Post
Topic
Board Bitcoin Discussion
Re: latency and locality
by
MoonShadow
on 06/08/2010, 23:42:31 UTC
Imagine this picture...

You have a full client on your Iphone running in the background, and then there is a power failure.  You head down to the corner store, and find that the shopkeeper has put everything in the cooler on sale half price, cash or bitcoins only.  Your cellphone client connects with the shopkeeper's cell phone client over ad-hoc bluetooth.  Signs the transfer accouncement (there are no actual cryptocoins in your wallet, they exist only as a series of entries into an encrypted ledger we call the blockchain, more like writing a check than actual coins) over to the shopkeeper's address.  Shopkeeper's client can then (but does not have to) check his copy of the blockchain to verify that you actually owned said bitcoins at the time of his last blockchain update.  If it's good locally, he can assume that you are not trying to cheat him and accept the trade and you leave with your half priced milk.  This does not protect the shopkeeper from an intentional double spend, but you still had to have honestly owned the coins at one time in order to do this.  If you did not own the coins at the time the power went out, his client would have rejected the transfer.



There was another point here that I intended to make.

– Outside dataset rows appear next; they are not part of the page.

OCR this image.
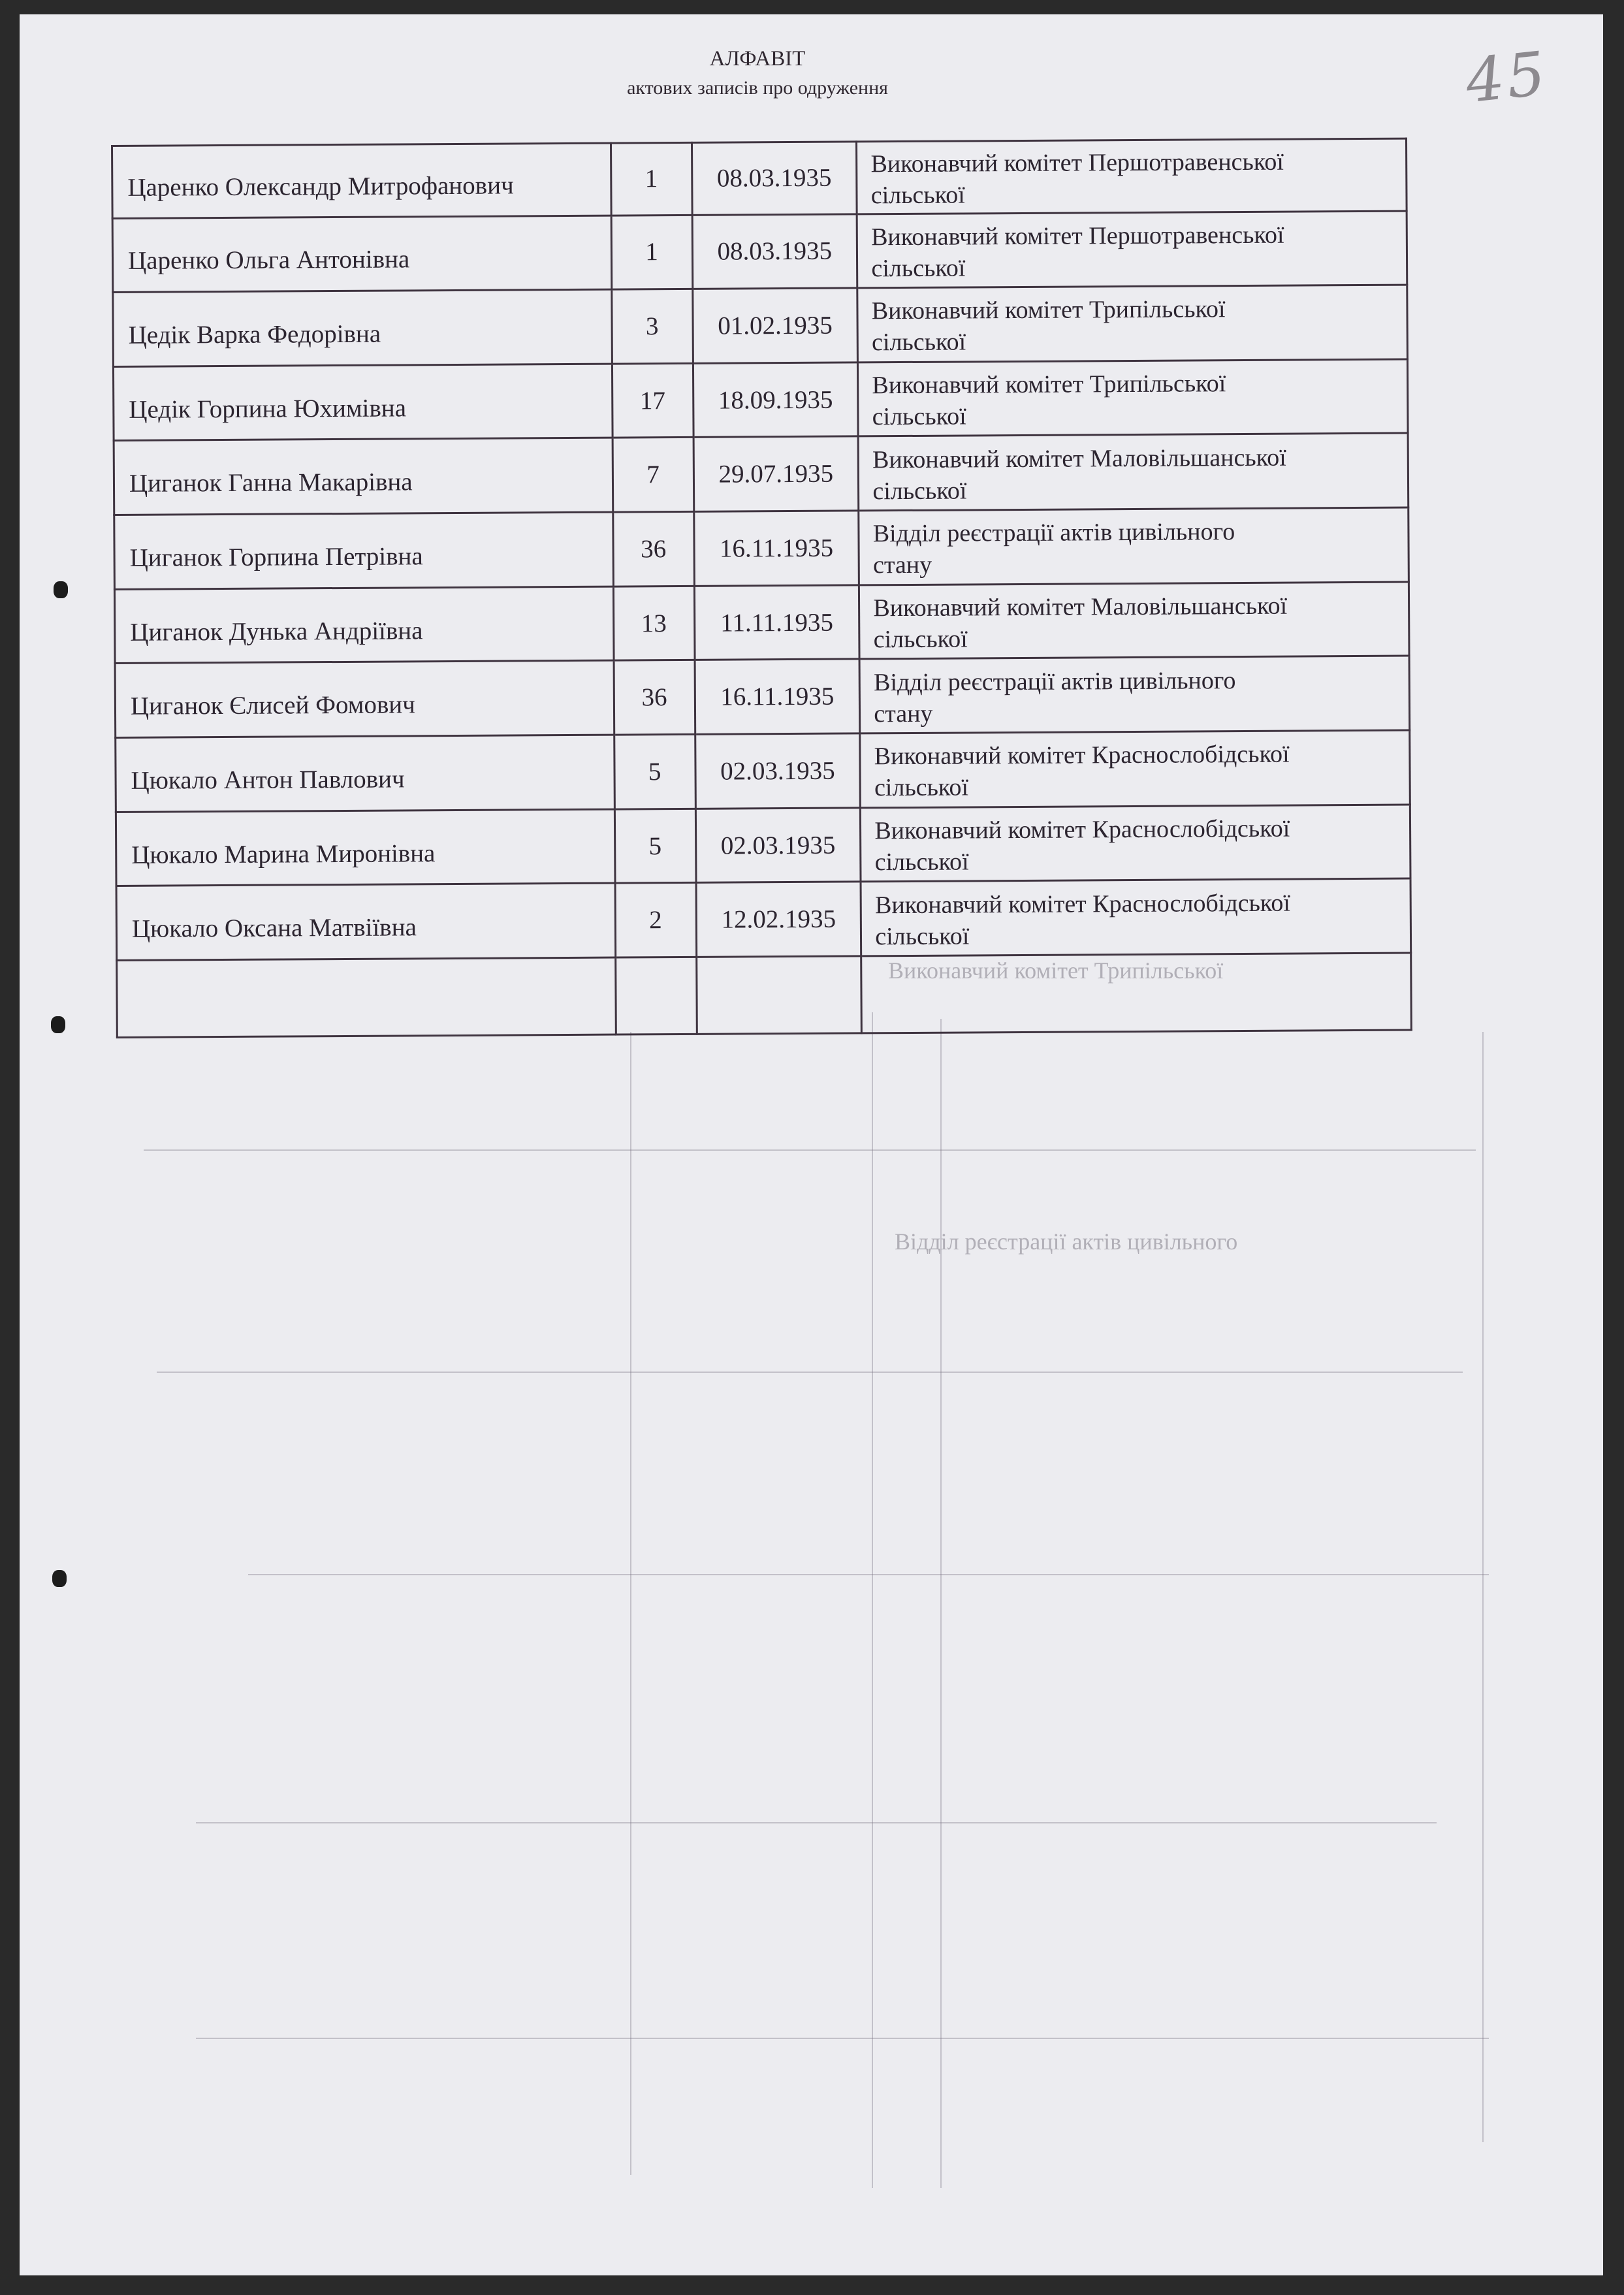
Виконавчий комітет Трипільської
Відділ реєстрації актів цивільного
45
АЛФАВІТ
актових записів про одруження
Царенко Олександр Митрофанович	1	08.03.1935	Виконавчий комітет Першотравенської
сільської

Царенко Ольга Антонівна	1	08.03.1935	Виконавчий комітет Першотравенської
сільської

Цедік Варка Федорівна	3	01.02.1935	Виконавчий комітет Трипільської
сільської

Цедік Горпина Юхимівна	17	18.09.1935	Виконавчий комітет Трипільської
сільської

Циганок Ганна Макарівна	7	29.07.1935	Виконавчий комітет Маловільшанської
сільської

Циганок Горпина Петрівна	36	16.11.1935	Відділ реєстрації актів цивільного
стану

Циганок Дунька Андріївна	13	11.11.1935	Виконавчий комітет Маловільшанської
сільської

Циганок Єлисей Фомович	36	16.11.1935	Відділ реєстрації актів цивільного
стану

Цюкало Антон Павлович	5	02.03.1935	Виконавчий комітет Краснослобідської
сільської

Цюкало Марина Миронівна	5	02.03.1935	Виконавчий комітет Краснослобідської
сільської

Цюкало Оксана Матвіївна	2	12.02.1935	Виконавчий комітет Краснослобідської
сільської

As with the example above, most cash transactions are not actually anonymous, but psuedo-anonymous.  For example, one party can be well established (the shopkeeper) while the other is mostly anonymous, (the bargain hunter in the above example) but even the buyer is not truely anonymous.  He has been in the shop many times before, and even if the shopkeeper doesn't know his name, he has seen his face enough times to recognize it.  So there is some trust that, since he is a local or regular customer, that he is not some pro trying to sting him with an opprotunistic scam.

Another example of a psuedo-anonymous transaction is the kind that both parties are anonymous to the world, but not to each other.  This is actually how *most* cash transactions work in the real world; but online it could go like this...

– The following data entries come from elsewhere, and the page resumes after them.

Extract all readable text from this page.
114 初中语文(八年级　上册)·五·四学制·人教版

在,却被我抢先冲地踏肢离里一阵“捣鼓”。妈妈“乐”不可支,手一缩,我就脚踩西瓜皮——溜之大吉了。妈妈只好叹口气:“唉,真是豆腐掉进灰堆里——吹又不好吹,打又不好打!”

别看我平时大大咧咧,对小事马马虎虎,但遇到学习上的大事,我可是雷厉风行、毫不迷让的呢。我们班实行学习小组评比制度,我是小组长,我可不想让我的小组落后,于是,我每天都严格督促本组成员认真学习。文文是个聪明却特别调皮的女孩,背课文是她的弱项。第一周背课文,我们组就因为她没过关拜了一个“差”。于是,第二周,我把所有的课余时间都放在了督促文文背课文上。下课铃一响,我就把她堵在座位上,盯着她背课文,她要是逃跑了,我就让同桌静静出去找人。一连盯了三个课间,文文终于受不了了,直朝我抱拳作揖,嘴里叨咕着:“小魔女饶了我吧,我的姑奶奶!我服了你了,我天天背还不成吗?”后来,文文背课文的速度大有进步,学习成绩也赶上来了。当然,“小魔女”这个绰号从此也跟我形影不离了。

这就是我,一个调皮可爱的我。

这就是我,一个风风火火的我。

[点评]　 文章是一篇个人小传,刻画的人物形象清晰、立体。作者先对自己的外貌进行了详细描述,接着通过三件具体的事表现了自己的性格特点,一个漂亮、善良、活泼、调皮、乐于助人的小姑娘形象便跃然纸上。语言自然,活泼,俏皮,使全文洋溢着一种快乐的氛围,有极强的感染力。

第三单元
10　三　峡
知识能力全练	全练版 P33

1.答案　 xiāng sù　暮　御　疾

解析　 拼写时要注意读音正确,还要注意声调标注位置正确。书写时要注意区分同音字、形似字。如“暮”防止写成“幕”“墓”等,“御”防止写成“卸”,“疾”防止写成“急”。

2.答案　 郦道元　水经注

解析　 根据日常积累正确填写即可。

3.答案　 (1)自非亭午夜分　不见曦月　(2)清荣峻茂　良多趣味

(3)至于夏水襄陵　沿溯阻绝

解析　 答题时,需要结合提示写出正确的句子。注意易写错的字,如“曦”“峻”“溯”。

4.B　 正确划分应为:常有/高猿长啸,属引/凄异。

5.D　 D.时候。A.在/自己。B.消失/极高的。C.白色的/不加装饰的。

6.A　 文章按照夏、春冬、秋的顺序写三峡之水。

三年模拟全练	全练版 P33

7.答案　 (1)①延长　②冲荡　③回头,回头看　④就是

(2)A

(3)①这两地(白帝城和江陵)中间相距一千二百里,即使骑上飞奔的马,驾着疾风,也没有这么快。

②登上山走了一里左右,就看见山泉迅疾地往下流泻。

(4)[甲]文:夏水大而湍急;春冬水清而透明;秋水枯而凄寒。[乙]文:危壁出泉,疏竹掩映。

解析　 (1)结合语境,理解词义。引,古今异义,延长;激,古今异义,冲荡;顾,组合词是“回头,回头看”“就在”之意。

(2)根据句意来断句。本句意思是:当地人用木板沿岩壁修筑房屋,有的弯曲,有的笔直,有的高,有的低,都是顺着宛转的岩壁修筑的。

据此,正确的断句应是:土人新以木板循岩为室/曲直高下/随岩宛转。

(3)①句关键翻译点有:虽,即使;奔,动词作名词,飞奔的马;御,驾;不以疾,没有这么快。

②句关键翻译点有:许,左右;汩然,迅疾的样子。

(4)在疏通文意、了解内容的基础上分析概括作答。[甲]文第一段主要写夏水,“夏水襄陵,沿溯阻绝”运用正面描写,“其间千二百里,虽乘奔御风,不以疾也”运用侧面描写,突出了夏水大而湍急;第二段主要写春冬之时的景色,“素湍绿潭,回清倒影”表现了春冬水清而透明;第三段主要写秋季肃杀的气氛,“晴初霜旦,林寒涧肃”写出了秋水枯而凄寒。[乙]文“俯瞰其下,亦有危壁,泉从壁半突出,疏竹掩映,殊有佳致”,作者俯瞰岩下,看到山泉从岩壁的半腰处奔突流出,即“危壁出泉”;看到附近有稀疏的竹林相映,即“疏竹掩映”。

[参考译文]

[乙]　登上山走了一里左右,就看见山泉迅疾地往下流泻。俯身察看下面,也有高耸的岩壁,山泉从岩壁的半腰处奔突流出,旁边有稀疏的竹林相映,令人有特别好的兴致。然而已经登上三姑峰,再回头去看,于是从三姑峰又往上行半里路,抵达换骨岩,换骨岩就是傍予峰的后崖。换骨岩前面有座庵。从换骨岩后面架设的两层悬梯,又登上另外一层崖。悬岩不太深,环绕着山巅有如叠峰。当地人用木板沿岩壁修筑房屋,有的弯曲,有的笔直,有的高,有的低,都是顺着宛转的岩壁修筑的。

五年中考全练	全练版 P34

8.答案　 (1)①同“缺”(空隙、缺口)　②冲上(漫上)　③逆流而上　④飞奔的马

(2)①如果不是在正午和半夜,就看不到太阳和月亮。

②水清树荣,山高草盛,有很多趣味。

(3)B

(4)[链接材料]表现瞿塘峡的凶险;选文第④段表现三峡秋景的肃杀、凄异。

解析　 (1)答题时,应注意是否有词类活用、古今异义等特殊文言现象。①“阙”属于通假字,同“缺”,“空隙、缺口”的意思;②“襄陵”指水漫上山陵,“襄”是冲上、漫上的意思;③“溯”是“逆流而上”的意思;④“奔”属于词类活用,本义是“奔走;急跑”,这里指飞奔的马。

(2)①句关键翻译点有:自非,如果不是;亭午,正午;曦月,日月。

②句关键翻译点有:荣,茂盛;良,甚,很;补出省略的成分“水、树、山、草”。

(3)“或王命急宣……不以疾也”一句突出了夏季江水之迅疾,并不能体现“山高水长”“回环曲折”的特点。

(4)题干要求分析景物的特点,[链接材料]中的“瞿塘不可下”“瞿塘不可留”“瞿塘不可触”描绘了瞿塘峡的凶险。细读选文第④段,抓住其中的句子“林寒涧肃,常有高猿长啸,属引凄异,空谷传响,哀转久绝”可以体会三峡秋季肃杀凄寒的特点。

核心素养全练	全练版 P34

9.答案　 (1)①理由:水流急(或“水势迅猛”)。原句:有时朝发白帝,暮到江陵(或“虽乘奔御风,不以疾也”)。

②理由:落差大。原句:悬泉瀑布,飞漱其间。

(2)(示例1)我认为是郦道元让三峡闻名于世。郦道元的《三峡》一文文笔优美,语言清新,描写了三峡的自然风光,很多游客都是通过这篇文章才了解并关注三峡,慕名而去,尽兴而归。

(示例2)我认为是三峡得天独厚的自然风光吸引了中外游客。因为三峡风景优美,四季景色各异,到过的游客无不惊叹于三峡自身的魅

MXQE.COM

You want to get something, let's say, unusual.  You find this guy on, say, Tor with a hidden website selling your wanted commodity.  He is known to you only as, "pothead420" on the website.  You have no other way to contact him, and no means of finding out who is actually is.  You don't trust this guy, but someone is going to have to take a leap of faith, and that someone is likely going to be you.  So at first, you order small.  After a few succesful trades, your trust grows that "pothead420" is an honest dealer; so your orders grow larger.  He could screw you over at any time without recourse, but then he would be cutting off a regular customer, so he has an incentive to continue to treat you properly.


A third kind of pseudo-anonymous trust relationship could be found on this very forum that depends on reputation.  Most of us do not use our real names, but some of us do.  We assume that the member who uses the name of the bitcoin programmer is the actual programmer, and have some evidence to support this, but we cannot know for sure.  But, as far as this forum is concerned, he has a reputation.  So if you were to do direct business with him, and screw him, his word that you are not trustworthly would harm any business that you desired to conduct in the future, solely because he has a longer reputation than any newcomer.


All of these examples involve some kind of two party trust, but not one requires both parties trust a third.  Not even the verification of the blockchain.